Flap monitoring should be conducted by trained microsurgical nursing staff:
* Frequency: Every 1 hour for the first 24 hours; every 2 hours for the next 24 hours; then every 4 hours until postoperative day 5.
* Clinical Assessment: Evaluate flap color, capillary refill (normal is 1 to 3 seconds), and tissue turgor.
* Arterial Insufficiency: Flap appears pale, cool, with absent capillary refill and empty turgor.
* Venous Congestion: Flap appears violaceous/blue, swollen, with brisk (< 1 second) capillary refill and dark bleeding upon pinprick.
* Instrumental Monitoring: An implantable venous Doppler or handheld surface acoustic Doppler should be used to confirm pulsatile arterial flow and continuous venous hum.

Pitfall: If vascular compromise is suspected, there is no substitute for immediate operative re-exploration.

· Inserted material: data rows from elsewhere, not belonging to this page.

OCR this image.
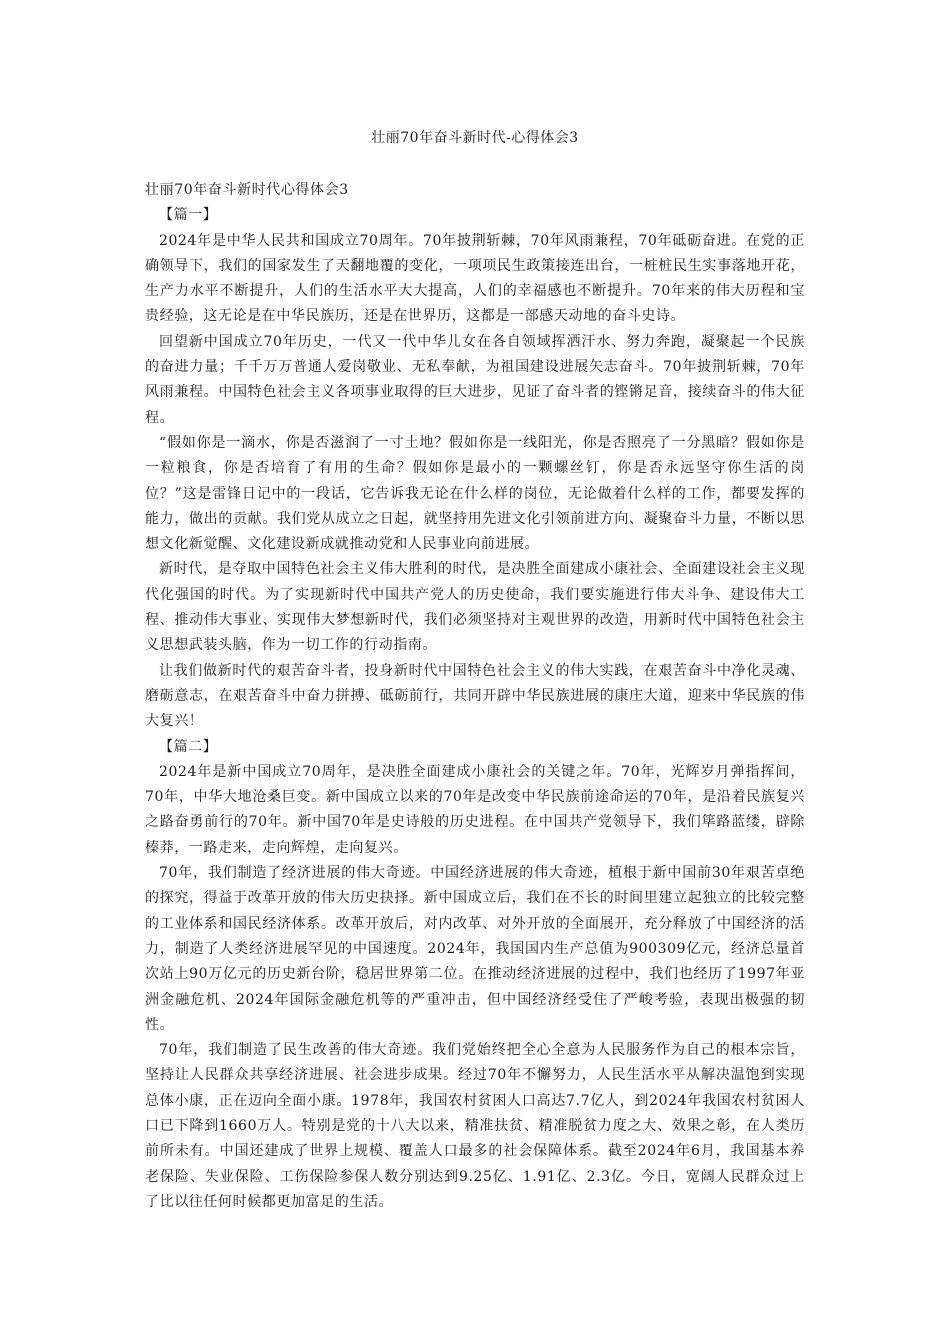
壮丽70年奋斗新时代-心得体会3

壮丽70年奋斗新时代心得体会3

【篇一】

2024年是中华人民共和国成立70周年。70年披荆斩棘，70年风雨兼程，70年砥砺奋进。在党的正确领导下，我们的国家发生了天翻地覆的变化，一项项民生政策接连出台，一桩桩民生实事落地开花，生产力水平不断提升，人们的生活水平大大提高，人们的幸福感也不断提升。70年来的伟大历程和宝贵经验，这无论是在中华民族历，还是在世界历，这都是一部感天动地的奋斗史诗。

回望新中国成立70年历史，一代又一代中华儿女在各自领域挥洒汗水、努力奔跑，凝聚起一个民族的奋进力量；千千万万普通人爱岗敬业、无私奉献，为祖国建设进展矢志奋斗。70年披荆斩棘，70年风雨兼程。中国特色社会主义各项事业取得的巨大进步，见证了奋斗者的铿锵足音，接续奋斗的伟大征程。

“假如你是一滴水，你是否滋润了一寸土地？假如你是一线阳光，你是否照亮了一分黑暗？假如你是一粒粮食，你是否培育了有用的生命？假如你是最小的一颗螺丝钉，你是否永远坚守你生活的岗位？”这是雷锋日记中的一段话，它告诉我无论在什么样的岗位，无论做着什么样的工作，都要发挥的能力，做出的贡献。我们党从成立之日起，就坚持用先进文化引领前进方向、凝聚奋斗力量，不断以思想文化新觉醒、文化建设新成就推动党和人民事业向前进展。

新时代，是夺取中国特色社会主义伟大胜利的时代，是决胜全面建成小康社会、全面建设社会主义现代化强国的时代。为了实现新时代中国共产党人的历史使命，我们要实施进行伟大斗争、建设伟大工程、推动伟大事业、实现伟大梦想新时代，我们必须坚持对主观世界的改造，用新时代中国特色社会主义思想武装头脑，作为一切工作的行动指南。

让我们做新时代的艰苦奋斗者，投身新时代中国特色社会主义的伟大实践，在艰苦奋斗中净化灵魂、磨砺意志，在艰苦奋斗中奋力拼搏、砥砺前行，共同开辟中华民族进展的康庄大道，迎来中华民族的伟大复兴！

【篇二】

2024年是新中国成立70周年，是决胜全面建成小康社会的关键之年。70年，光辉岁月弹指挥间，70年，中华大地沧桑巨变。新中国成立以来的70年是改变中华民族前途命运的70年，是沿着民族复兴之路奋勇前行的70年。新中国70年是史诗般的历史进程。在中国共产党领导下，我们筚路蓝缕，辟除榛莽，一路走来，走向辉煌，走向复兴。

70年，我们制造了经济进展的伟大奇迹。中国经济进展的伟大奇迹，植根于新中国前30年艰苦卓绝的探究，得益于改革开放的伟大历史抉择。新中国成立后，我们在不长的时间里建立起独立的比较完整的工业体系和国民经济体系。改革开放后，对内改革、对外开放的全面展开，充分释放了中国经济的活力，制造了人类经济进展罕见的中国速度。2024年，我国国内生产总值为900309亿元，经济总量首次站上90万亿元的历史新台阶，稳居世界第二位。在推动经济进展的过程中，我们也经历了1997年亚洲金融危机、2024年国际金融危机等的严重冲击，但中国经济经受住了严峻考验，表现出极强的韧性。

70年，我们制造了民生改善的伟大奇迹。我们党始终把全心全意为人民服务作为自己的根本宗旨，坚持让人民群众共享经济进展、社会进步成果。经过70年不懈努力，人民生活水平从解决温饱到实现总体小康，正在迈向全面小康。1978年，我国农村贫困人口高达7.7亿人，到2024年我国农村贫困人口已下降到1660万人。特别是党的十八大以来，精准扶贫、精准脱贫力度之大、效果之彰，在人类历前所未有。中国还建成了世界上规模、覆盖人口最多的社会保障体系。截至2024年6月，我国基本养老保险、失业保险、工伤保险参保人数分别达到9.25亿、1.91亿、2.3亿。今日，宽阔人民群众过上了比以往任何时候都更加富足的生活。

Delaying re-exploration beyond 4 to 6 hours of thrombosis significantly decreases the salvage rate of the flap.

Rehabilitation

Immobilize the recipient limb in a bulky, non-compressive splint for the first 7 to 10 days. Once the flap is deemed stable and the incisions are healing, progressive range of motion may begin. For lower extremity flaps, a strict dangling protocol is initiated around postoperative day 14 to gradually acclimate the flap's microvasculature to dependent venous pressures.